Web pages are the basic unit of a Web site, and every Web site is a collection of one or more pages. The ideal Web page contains enough information to fill the width of a browser window, but not so much that readers need to scroll from morning until lunchtime to get to the page's end. In other words, the ideal page strikes a balance—it avoids the lonely feeling caused by too much white space, and the stress induced by an avalanche of information.
The best way to get a handle on what a Web page should hold is to look at your favorite sites. A news site like www.nytimes.com displays every news article on a separate page (and subdivides longer stories into several pages). At an e-commerce shop like www.amazon.com, every product has its own page. Similarly, a personal Web site like www.MyUndyingLoveForPigTrotters.com may be divided into separate Web pages with titles like "About Me," "Vacation Photos," "Résumé," and "Top Secret Recipes for Pig Parts."
For now, don't worry too much about how to divide your Web site into pages—that's a task you'll revisit in Chapter 8 when you start linking pages together. Instead, your first goal is to understand how a basic page works and how to create one of your own. In this chapter, you'll get a chance to build that first page.

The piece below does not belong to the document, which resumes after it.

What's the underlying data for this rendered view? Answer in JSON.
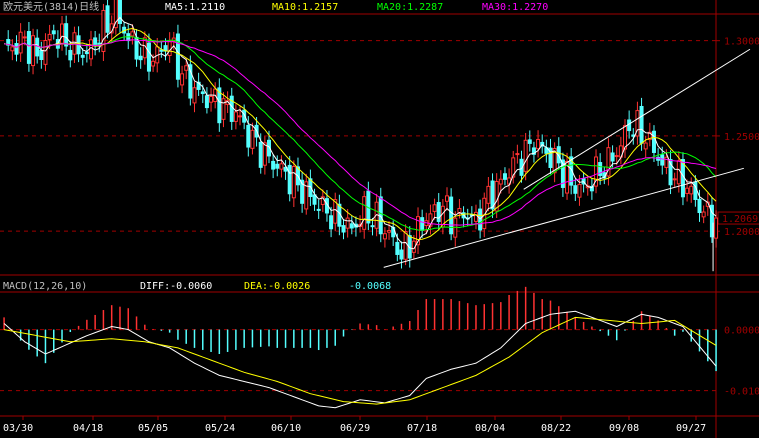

On the way, you'll learn the essential details of the most important standard in Web site design: XHTML.
Web pages are written in HTML (HyperText Markup Language) or the closely related XHTML (Extensible HyperText Markup Language) standard. Essentially, HTML is the original language of the Web, while XHTML is the modernized version. It doesn't matter whether your Web page contains a series of text-only blog entries, a dozen pictures of your pet lemur, or a heavily formatted screenplay—odds are that, if you're looking at it in a browser, it's an HTML or XHTML page.
In this book, you'll focus all your attention on XHTML, which is the latest and greatest Web markup language. However, most of what you'll learn applies equally well to the older HTML standard. For more information about how the two stack up, see the box on Cracking Open an XHTML Document.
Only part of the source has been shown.